Mit seinem neu übernommen sinfonischen Blasorchester in Haßloch sieht sich der Dirigent noch in der Aufbauphase. Der Altersschnitt in dem Laienorchester sei hoch, die „Corona-Delle“ immer noch spürbar. Zur Gewinnung neuer und jüngerer Mitspieler will der Verein neue Konzepte ausprobieren, wie etwa ein offenes Projekt im Sommer. Das Blasorchester probt jeden Freitag von 19.30 bis 22 Uhr in der Aula des Hannah-Arendt-Gymnasiums.
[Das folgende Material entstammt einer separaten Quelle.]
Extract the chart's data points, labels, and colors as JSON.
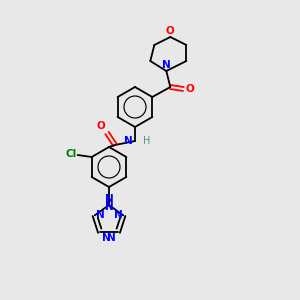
{
  "bg_color": "#e8e8e8",
  "bond_color": "#000000",
  "atom_colors": {
    "O": "#ff0000",
    "N": "#0000ff",
    "Cl": "#008000",
    "C": "#000000",
    "H": "#4e9090"
  },
  "lw": 1.3,
  "r_benz": 20,
  "r_triaz": 15
}
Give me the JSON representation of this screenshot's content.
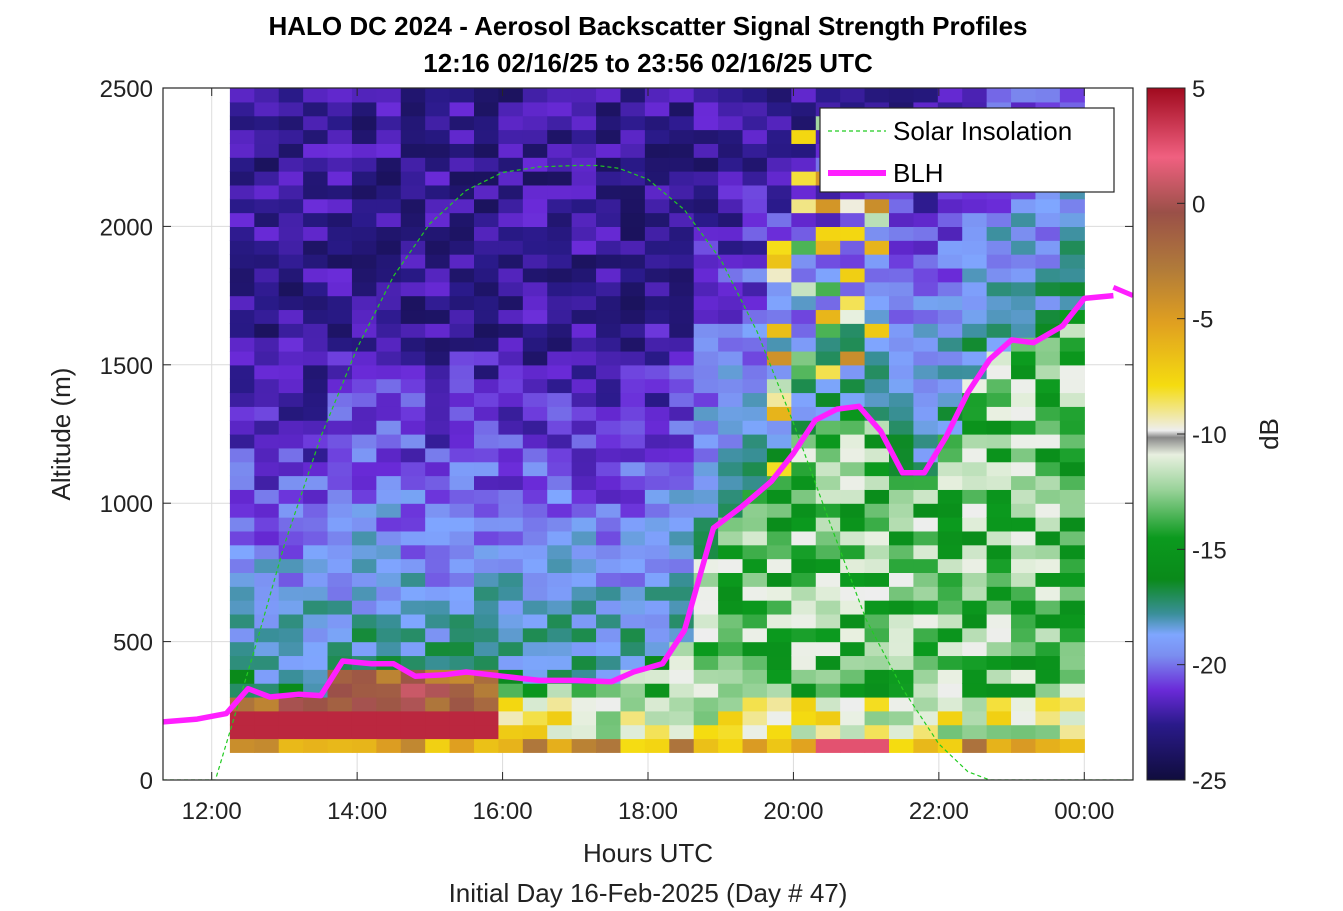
{
  "chart_data": {
    "type": "heatmap",
    "title_line1": "HALO DC 2024 - Aerosol Backscatter Signal Strength Profiles",
    "title_line2": "12:16 02/16/25 to 23:56 02/16/25  UTC",
    "xlabel": "Hours UTC",
    "xlabel2": "Initial Day 16-Feb-2025 (Day # 47)",
    "ylabel": "Altitude (m)",
    "colorbar_label": "dB",
    "xlim": [
      11.33,
      24.67
    ],
    "ylim": [
      0,
      2500
    ],
    "x_ticks": [
      12,
      14,
      16,
      18,
      20,
      22,
      24
    ],
    "x_tick_labels": [
      "12:00",
      "14:00",
      "16:00",
      "18:00",
      "20:00",
      "22:00",
      "00:00"
    ],
    "y_ticks": [
      0,
      500,
      1000,
      1500,
      2000,
      2500
    ],
    "y_tick_labels": [
      "0",
      "500",
      "1000",
      "1500",
      "2000",
      "2500"
    ],
    "clim": [
      -25,
      5
    ],
    "c_ticks": [
      5,
      0,
      -5,
      -10,
      -15,
      -20,
      -25
    ],
    "c_tick_labels": [
      "5",
      "0",
      "-5",
      "-10",
      "-15",
      "-20",
      "-25"
    ],
    "grid": true,
    "legend_placement": "top-right",
    "heatmap_x_range": [
      12.25,
      24.0
    ],
    "heatmap_y_range": [
      100,
      2500
    ],
    "heatmap_columns": 35,
    "heatmap_rows": 48,
    "series": [
      {
        "name": "Solar Insolation",
        "style": "dashed",
        "color": "#22cc22",
        "x": [
          11.33,
          12.05,
          12.6,
          13.0,
          13.5,
          14.0,
          14.5,
          15.0,
          15.5,
          16.0,
          16.5,
          17.0,
          17.3,
          17.6,
          18.0,
          18.5,
          19.0,
          19.5,
          20.0,
          20.5,
          21.0,
          21.5,
          22.0,
          22.4,
          22.7,
          24.67
        ],
        "y": [
          0,
          0,
          480,
          850,
          1240,
          1560,
          1820,
          2010,
          2130,
          2195,
          2215,
          2220,
          2220,
          2210,
          2170,
          2060,
          1880,
          1620,
          1290,
          930,
          580,
          330,
          130,
          30,
          0,
          0
        ]
      },
      {
        "name": "BLH",
        "style": "solid",
        "color": "#ff1fff",
        "x": [
          11.33,
          11.8,
          12.2,
          12.5,
          12.8,
          13.2,
          13.5,
          13.8,
          14.2,
          14.5,
          14.8,
          15.2,
          15.5,
          16.0,
          16.5,
          17.0,
          17.5,
          17.8,
          18.2,
          18.5,
          18.9,
          19.3,
          19.7,
          20.0,
          20.3,
          20.6,
          20.9,
          21.2,
          21.5,
          21.8,
          22.1,
          22.4,
          22.7,
          23.0,
          23.3,
          23.7,
          24.0,
          24.4
        ],
        "y": [
          210,
          220,
          240,
          330,
          300,
          310,
          305,
          430,
          420,
          420,
          375,
          380,
          390,
          375,
          360,
          360,
          355,
          390,
          420,
          540,
          910,
          990,
          1080,
          1180,
          1300,
          1340,
          1350,
          1260,
          1110,
          1110,
          1240,
          1400,
          1520,
          1590,
          1580,
          1640,
          1740,
          1750
        ]
      }
    ],
    "bl_tail": {
      "x": [
        24.4,
        24.67
      ],
      "y": [
        1750,
        1780
      ]
    }
  }
}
Seine Hauptaufgabe als neuer Dirigent sieht Neidhöfer darin, die Laienmusiker in ihren unterschiedlichen Stärken zu fördern und ein homogenes Klangideal anzustreben. Er habe ein gut aufgestelltes Orchester mit 40 ambitionierten Musikerinnen und Musikern übernommen und trete gerne in die Fußstapfen seines Vorgängers. Franz Zimnol hatte die konzertante Abteilung des 1958 gegründeten Haßlocher Musikvereins von 1993 bis 2023 geleitet und spielt auch weiterhin als Posaunist mit.
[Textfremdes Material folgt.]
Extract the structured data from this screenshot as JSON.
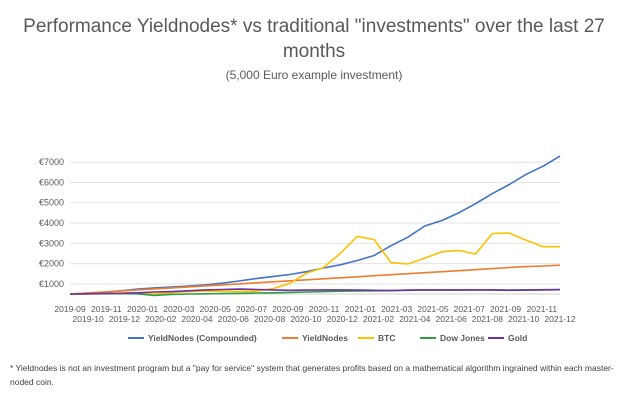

Musikalische Bilder zu Rembrandt und „Cobra“

Was den eigenen Musikgeschmack betrifft, so ist Neidhöfer stilistisch breit aufgestellt. Er liebt die Romantik, Gustav Mahler und englische Brassbands, was sich künftig wohl auch in der Repertoireplanung zeigen wird. In englischen Brassbands hat der Tubist früher selbst mitgespielt. Nur elektronische und computergenerierte Klänge seien nicht so seins: „Ich liebe Musik, die ehrlich gemacht ist von freilaufenden Musikern.“

Aufregende Hörerlebnisse verspricht der Dirigent auch für das diesjährige Frühjahrskonzert des Musikvereins, das am Samstag , 13. April, stattfindet und den Titel „Bilder in der Musik“ trägt. Dabei will das konzertante Blasorchester historische und moderne Gemälde als aufregendes Hörerlebnis erfahrbar machen und mit bekannten Musicalmelodien und Filmmusiken bewegte Bilder vor dem inneren Auge erstehen lassen.
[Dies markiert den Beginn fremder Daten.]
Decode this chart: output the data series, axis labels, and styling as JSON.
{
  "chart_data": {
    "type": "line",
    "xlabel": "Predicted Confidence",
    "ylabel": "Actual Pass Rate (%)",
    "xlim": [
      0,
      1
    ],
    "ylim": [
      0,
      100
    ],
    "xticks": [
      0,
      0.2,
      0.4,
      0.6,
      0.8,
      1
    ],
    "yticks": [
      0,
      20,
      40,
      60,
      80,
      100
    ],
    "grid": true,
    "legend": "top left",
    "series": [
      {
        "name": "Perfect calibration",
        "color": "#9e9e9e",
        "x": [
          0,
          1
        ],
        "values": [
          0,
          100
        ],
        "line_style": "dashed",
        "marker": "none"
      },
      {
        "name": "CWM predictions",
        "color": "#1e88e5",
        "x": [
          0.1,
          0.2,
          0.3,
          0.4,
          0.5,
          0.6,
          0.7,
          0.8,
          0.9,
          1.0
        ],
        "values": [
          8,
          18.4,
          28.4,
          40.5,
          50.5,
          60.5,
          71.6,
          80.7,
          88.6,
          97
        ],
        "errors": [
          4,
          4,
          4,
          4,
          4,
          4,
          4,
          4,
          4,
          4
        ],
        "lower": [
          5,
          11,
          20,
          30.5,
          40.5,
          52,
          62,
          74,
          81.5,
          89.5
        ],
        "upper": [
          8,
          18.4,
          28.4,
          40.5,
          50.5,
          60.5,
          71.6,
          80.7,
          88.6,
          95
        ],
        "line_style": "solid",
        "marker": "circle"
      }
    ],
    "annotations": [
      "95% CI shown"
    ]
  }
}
Bereits 1950 strebte die internationale Künstlergruppe „Cobra“ (benannt nach den Heimatstädten der Gründungsmitglieder Copenhagen, Brüssel, und Amsterdam) die Verbindung von Malerei und Musik an und engagierte den niederländischen Komponisten und Arrangeur Jan Bosveld, der zu neoexpressionistischen Gemälden wie „Obhobning“ (Anhäufung), „La Jeune Fille et la Mort“ (Das junge Mädchen und der Tod), „Le Rhythme Joyeux de la Ville“ (Der fröhliche Rhythmus der Stadt) und „Orgeldraaier“ (Drehorgelmann) akustische Abbilder entwarf, die nun auch in Haßloch auf dem Programm stehen. Einen Kontrast dazu bilden die Gemälde „Die Nachtwache“ von Rembrandt und „Der Liebesbrief“ von Vermeer , die Johan de Meij, der holländische Meister der sinfonischen Blasmusik, in einer Partitur umsetzte. Unsterbliche Musical-Melodien und Film-Soundtracks von Leonard Bernstein, Klaus Badelt und Hans Zimmer runden das Konzert ab. Erläuternde Zwischentexte und großflächige Hintergrundprojektionen sollen es zu einem Erlebnis für die Sinne machen.

Termin

„Bilder in der Musik“, das Frühjahrskonzert des Musikvereins Haßloch mit dem Konzertanten Blasorchester unter Leitung von Wolfgang Neidhöfer, findet statt am Samstag, 13. April, ab 19.30 Uhr in der Aula des Hannah-Arendt-Gymnasiums in Haßloch statt. Der Eintritt ist frei.